Markarian's Chain was an easy star hop and as with almost all of these other observations, the best ever from my back yard.
A nice catch for me (first observation) was the Globular Cluster NGC 4147. Visual magnitude is 10.31 and a total fail in the past using up to the C14. It is a tiny little thing so even in the 12" at prime focus, at 4.4 arc minutes, it simply does not have enough extension to make it a grand object, and the core, while very bright, was just merged because there was no separation there, and the halo was just a very light sprinkling of stars. I do not know the magnitude of these stars, but I am guessing in the Mag 14 and fainter range? I just don't know, but since it was the first time I have ever seen it, I was delighted to have logged it.
I was thrilled. I attribute this in equal measures to the uncommonly good sky conditions (for my location) and the nice performance of the newest tube. Even at f/4.9, there was practically no noise of scintillation and this made the journey particularly pleasant. There is not much here that was new for me, but almost everything here was more enjoyable than would be typical.
I am eager for us to see our way past the scourge of disease that has gripped our planet but mankind's severe impact on the environment is being lessened if at least temporarily, and during this time, I am hoping my sky conditions hold out just a few more days so I can get the Coma galaxies higher in the sky. I rarely do a past 11:00 PM session, but if I have similar or better conditions tonight (we started a lock down at midnight last night) I will make an exception and stay up tonight for a rare-for-me post midnight session!

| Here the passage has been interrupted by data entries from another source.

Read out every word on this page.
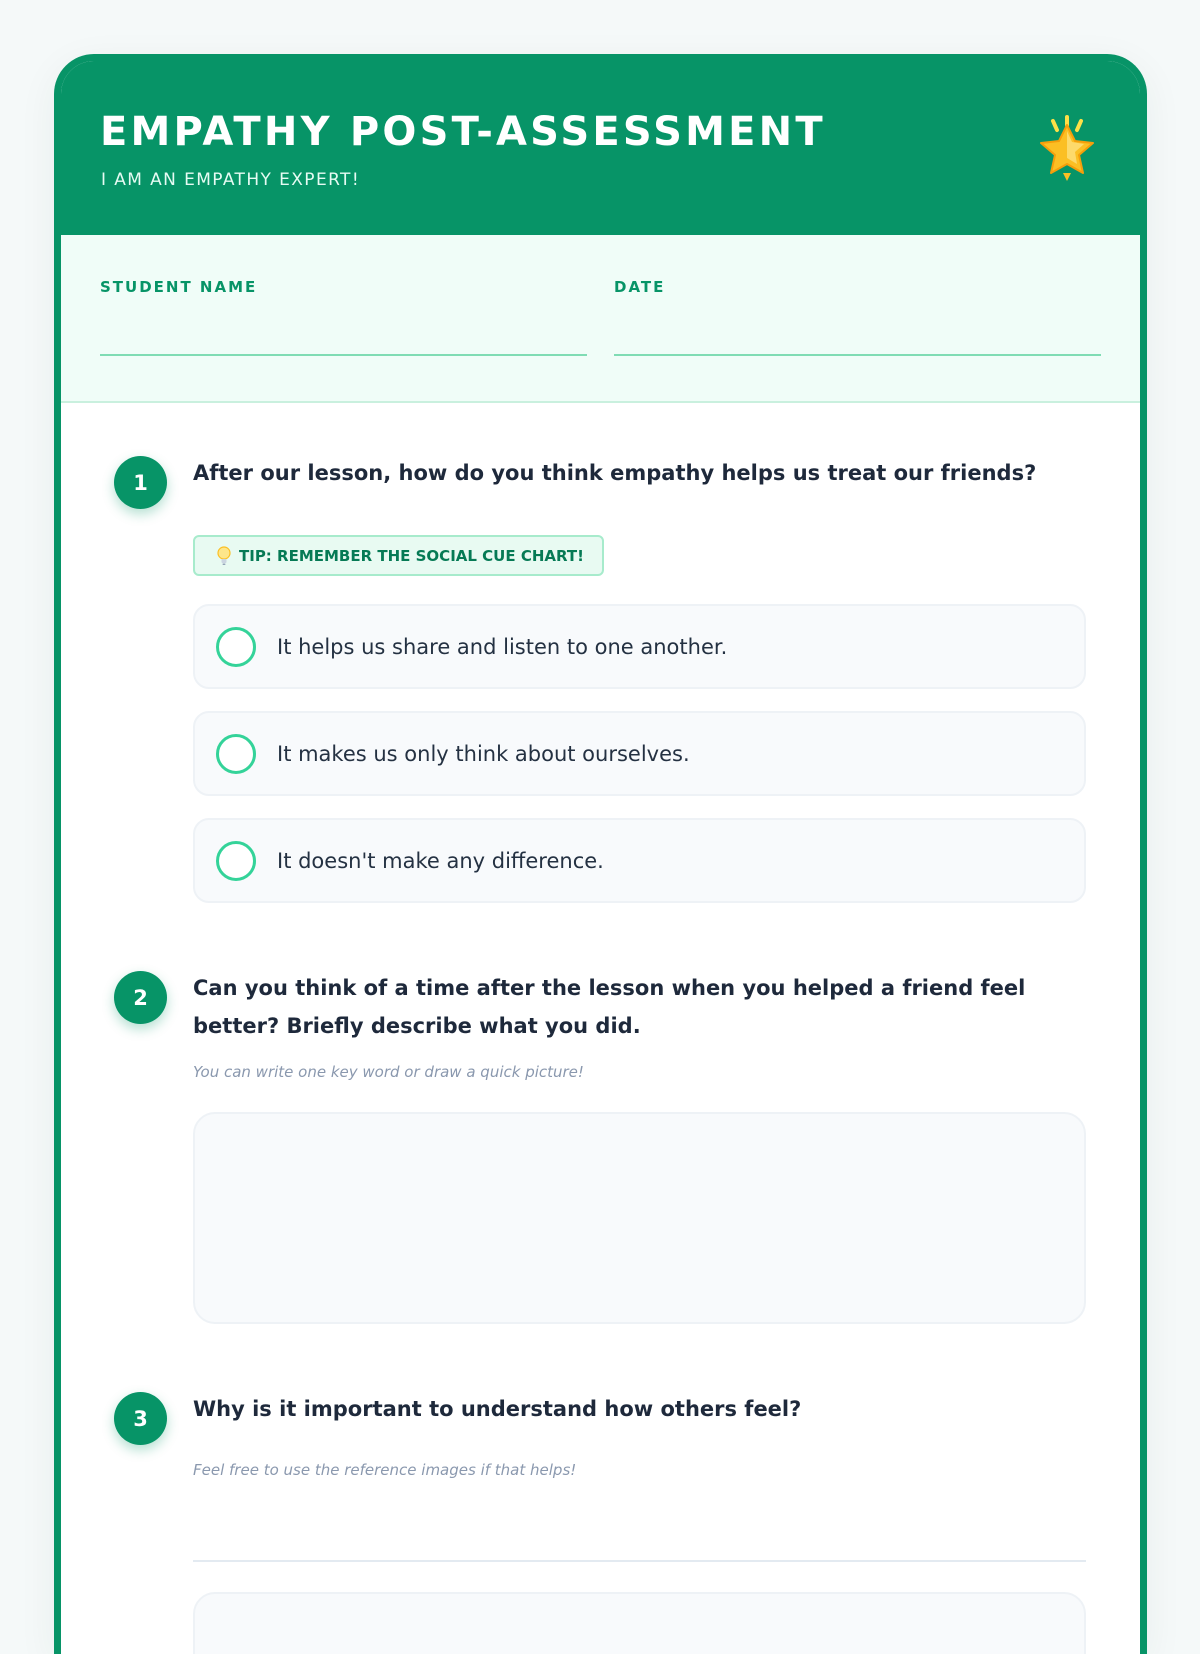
EMPATHY POST-ASSESSMENT
I AM AN EMPATHY EXPERT!
STUDENT NAME	DATE
1	After our lesson, how do you think empathy helps us treat our friends?
TIP: REMEMBER THE SOCIAL CUE CHART!
It helps us share and listen to one another.
It makes us only think about ourselves.
It doesn't make any difference.
2	Can you think of a time after the lesson when you helped a friend feel better? Briefly describe what you did.
You can write one key word or draw a quick picture!
3	Why is it important to understand how others feel?
Feel free to use the reference images if that helps!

Stay safe. I worry as much for the brave medical professionals and non-covid 19 patients as I do for myself. They medical professionals are the true heros in this story. I don't know if it is bravery or just an intense desire to help people, but whatever it is, they have my absolute admiration as being the greatest resource we have at this moment in time. If you are anyone you know is a medical professional dealing with this, make sure you express your gratitude and If you are one, you have mine. Thank you for being on the front lines in spite of a system that is failing you. That is courage or devotion. I don't know which, but thank you for reaching deep for it.
Edited by Eddgie, 25 March 2020 - 10:38 AM.